The enantiomers [(S)-(+) and (R)-(-)] of N-n-propylnorapomorphine (NPA) were synthesized. (R)-NPA was obtained by the acid-catalyzed rearrangement of N-n-propylnormorphine. (R)-NPA also was converted to (RS)-N-n-propylnorapomorphine dimethyl ether by dehydrogenation of the 10,11-O,O'-dimethyl ether of (R)-NPA with 10% palladium on carbon in acetonitrile, followed by reduction with sodium cyanoborohydride under acidic conditions. Alternatively (RS)-NPA 10,11-O,O'-dimethyl ether was obtained via total synthesis. (+)-Dibenzoyl-D-tartaric acid was used to resolve (RS)-NPA dimethyl ether. Ether cleavage gave (S)-NPA isolated as the hydrochloride salt in greater than 99.9% enantiomeric purity, as determined by circular dichroism (CD) spectra. The pharmacological activities of (S)- and (R)-NPA were evaluated with subnanomolar concentrations of 3H-labeled apomorphine (APO), ADTN, and spiroperidol (SPR) for competition for binding to a membrane-rich subsynaptosomal fraction of calf caudate nucleus.

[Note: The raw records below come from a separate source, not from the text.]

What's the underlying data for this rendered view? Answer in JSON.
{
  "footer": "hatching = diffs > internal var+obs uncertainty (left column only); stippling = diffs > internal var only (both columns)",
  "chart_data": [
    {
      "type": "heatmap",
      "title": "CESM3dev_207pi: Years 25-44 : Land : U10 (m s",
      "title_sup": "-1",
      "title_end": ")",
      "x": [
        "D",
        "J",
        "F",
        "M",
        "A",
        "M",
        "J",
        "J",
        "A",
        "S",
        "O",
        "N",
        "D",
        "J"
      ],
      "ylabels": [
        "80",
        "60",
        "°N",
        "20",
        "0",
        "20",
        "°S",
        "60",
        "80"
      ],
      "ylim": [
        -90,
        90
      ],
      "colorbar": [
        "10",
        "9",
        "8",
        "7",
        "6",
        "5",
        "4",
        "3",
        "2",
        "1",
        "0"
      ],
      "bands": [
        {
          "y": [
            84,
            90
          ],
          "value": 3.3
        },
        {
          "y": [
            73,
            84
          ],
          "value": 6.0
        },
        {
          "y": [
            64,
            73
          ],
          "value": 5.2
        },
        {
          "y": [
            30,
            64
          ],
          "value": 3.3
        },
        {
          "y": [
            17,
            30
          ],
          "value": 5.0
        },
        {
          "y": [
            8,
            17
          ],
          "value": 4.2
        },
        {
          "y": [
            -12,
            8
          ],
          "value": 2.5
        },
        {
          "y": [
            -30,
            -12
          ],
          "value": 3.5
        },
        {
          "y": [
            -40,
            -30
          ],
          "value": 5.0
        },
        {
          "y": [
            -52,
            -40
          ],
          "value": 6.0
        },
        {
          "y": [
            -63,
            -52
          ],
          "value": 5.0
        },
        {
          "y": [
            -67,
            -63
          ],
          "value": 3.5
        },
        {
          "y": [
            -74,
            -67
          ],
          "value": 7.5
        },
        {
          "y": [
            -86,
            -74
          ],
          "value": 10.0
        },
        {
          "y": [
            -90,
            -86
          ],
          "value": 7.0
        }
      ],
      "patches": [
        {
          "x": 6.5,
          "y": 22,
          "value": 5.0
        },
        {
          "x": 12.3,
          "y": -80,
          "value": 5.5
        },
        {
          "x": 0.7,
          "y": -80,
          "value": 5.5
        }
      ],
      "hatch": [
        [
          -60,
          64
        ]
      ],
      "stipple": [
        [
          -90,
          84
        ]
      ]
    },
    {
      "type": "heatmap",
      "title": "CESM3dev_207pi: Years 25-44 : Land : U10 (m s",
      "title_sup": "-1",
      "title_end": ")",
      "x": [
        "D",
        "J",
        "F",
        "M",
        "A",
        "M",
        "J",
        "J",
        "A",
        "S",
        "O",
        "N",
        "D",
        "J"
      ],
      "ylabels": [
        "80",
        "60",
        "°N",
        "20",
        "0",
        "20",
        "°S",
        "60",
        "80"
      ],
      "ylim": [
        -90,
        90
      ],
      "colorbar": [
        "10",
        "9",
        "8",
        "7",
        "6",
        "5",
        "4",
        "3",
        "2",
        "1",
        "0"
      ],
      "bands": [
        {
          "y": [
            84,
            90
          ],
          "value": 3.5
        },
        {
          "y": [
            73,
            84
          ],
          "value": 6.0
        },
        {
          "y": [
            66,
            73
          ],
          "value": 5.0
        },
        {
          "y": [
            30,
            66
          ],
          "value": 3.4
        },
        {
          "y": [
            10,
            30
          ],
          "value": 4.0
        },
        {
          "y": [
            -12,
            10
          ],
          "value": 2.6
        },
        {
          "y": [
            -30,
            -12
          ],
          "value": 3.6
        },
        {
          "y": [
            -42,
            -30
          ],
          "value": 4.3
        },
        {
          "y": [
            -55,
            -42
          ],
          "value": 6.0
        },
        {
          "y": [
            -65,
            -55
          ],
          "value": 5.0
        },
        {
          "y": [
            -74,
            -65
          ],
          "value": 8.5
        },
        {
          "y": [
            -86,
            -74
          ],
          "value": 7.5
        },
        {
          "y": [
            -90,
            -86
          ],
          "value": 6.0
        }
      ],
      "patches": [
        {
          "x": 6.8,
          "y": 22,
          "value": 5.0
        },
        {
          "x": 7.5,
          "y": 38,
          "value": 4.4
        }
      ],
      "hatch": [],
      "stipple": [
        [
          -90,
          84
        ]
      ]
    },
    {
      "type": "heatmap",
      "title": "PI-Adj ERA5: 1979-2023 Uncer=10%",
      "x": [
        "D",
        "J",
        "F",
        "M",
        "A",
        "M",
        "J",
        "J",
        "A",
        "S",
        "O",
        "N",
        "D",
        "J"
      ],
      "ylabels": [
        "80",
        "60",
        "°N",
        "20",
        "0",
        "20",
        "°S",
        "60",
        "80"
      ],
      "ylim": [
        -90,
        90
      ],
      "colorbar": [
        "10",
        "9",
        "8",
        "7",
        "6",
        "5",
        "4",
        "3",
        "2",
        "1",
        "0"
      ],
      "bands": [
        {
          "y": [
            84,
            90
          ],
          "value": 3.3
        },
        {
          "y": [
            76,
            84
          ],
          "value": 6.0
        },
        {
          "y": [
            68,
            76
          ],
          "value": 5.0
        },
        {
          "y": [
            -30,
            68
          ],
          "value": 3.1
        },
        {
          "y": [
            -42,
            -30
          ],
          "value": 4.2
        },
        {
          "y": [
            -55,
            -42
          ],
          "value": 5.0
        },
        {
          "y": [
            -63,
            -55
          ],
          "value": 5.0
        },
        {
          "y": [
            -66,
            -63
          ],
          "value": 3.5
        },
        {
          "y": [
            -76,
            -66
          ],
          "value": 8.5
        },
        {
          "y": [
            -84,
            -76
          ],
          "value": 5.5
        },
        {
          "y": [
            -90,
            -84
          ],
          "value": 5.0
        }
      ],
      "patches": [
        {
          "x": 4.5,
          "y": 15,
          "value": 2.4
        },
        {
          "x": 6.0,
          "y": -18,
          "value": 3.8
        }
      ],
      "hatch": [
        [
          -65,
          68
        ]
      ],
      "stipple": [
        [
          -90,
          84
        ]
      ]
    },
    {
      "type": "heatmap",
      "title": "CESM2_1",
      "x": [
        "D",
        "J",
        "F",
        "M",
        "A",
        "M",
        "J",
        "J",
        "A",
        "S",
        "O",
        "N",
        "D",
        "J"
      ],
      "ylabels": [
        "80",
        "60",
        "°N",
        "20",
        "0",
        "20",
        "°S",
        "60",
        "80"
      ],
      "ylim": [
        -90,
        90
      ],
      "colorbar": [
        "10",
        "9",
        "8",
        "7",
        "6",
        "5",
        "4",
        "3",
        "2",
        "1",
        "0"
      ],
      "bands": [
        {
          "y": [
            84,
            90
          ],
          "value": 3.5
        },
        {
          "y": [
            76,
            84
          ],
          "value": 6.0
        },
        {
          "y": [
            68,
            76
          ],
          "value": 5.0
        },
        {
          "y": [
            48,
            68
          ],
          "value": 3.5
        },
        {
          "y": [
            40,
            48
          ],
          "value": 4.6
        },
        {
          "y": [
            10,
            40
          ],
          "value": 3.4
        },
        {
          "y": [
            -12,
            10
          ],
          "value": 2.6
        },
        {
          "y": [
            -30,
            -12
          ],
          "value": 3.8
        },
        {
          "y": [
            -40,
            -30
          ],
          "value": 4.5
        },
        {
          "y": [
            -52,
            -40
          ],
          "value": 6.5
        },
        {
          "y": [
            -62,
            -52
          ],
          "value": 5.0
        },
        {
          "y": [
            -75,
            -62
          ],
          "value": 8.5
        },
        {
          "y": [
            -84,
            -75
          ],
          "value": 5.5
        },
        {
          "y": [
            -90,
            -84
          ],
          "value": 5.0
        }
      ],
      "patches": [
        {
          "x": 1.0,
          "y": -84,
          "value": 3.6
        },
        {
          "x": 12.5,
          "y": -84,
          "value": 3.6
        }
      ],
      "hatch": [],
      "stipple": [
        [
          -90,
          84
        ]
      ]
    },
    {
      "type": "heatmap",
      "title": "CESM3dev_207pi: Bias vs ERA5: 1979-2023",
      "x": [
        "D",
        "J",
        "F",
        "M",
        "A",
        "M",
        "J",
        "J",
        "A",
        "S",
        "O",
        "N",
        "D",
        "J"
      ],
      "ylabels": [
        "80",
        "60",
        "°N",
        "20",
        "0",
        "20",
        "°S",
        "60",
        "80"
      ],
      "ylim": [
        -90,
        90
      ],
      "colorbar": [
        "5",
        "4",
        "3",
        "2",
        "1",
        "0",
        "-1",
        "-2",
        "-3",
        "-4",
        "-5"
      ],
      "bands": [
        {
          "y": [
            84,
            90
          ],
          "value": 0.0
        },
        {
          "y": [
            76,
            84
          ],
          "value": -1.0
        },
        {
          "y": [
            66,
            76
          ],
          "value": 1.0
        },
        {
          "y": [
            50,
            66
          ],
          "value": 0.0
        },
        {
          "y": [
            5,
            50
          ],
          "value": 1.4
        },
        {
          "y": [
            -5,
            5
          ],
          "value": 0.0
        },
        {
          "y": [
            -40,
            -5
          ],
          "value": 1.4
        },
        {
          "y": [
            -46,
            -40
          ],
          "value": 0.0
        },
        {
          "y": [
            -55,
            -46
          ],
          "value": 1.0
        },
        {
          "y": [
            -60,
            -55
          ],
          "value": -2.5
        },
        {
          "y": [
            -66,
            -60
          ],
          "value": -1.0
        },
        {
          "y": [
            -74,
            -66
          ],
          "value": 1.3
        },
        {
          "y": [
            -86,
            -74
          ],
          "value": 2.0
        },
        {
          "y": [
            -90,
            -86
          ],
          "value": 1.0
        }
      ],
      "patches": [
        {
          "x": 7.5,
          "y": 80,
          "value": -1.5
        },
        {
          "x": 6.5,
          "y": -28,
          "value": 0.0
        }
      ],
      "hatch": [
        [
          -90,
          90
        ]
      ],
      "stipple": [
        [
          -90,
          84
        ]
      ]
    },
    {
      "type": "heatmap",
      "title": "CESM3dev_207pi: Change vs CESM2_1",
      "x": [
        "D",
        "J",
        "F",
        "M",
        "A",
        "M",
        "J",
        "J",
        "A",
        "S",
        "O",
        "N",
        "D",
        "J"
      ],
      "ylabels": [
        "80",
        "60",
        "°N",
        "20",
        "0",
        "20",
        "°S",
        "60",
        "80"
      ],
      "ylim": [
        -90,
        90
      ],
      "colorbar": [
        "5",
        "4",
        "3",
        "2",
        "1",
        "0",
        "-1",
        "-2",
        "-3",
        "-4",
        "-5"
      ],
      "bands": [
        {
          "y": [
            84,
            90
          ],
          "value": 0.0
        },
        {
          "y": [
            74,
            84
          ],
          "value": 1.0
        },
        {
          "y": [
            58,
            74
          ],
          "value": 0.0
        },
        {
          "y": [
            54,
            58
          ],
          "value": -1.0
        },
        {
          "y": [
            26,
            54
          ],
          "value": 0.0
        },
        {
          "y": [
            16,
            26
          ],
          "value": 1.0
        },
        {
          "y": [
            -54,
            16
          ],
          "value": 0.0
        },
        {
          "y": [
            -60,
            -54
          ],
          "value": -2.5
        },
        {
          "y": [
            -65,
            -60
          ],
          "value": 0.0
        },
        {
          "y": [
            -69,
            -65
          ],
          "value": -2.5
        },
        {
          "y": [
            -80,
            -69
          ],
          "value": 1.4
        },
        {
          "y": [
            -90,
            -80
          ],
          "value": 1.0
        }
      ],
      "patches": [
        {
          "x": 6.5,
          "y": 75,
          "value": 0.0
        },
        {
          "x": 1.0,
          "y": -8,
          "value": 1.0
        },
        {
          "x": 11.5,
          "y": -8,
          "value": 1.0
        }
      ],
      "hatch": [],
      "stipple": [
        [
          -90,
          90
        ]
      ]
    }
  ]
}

IC50 (nM) values for (R)-NPA vs. (S)-NPA were as follows: [3H]APO, 2.5 vs. 66; [3H]ADTN, 2.0 vs. 60; [3H]SPR, 174 vs. 1400. The efficacy of (R)- and (S)-NPA in stimulating dopamine-sensitive adenylate cyclase from both homogenates of rat corpus striatum and pieces of intact carp retina was also evaluated. Three behavioral effects in the rat (stereotyped behavior, sedation, and catalepsy) were also examined. Only (R)-NPA induced stereotypy; (S)-NPA failed to antagonize this action of the R isomer. The effects of (R)- and (S)-NPA on adenylate cyclase agreed with the behavioral effects and radioreceptor binding assays in that the R isomer was the strongly preferred enantiomer at dopamine receptors. The S enantiomer of NPA was, however, the weakly preferred configuration for rat liver catechol O-methyltransferase. A dopamine-receptor model accommodates the configuration of NPA and related aporphines.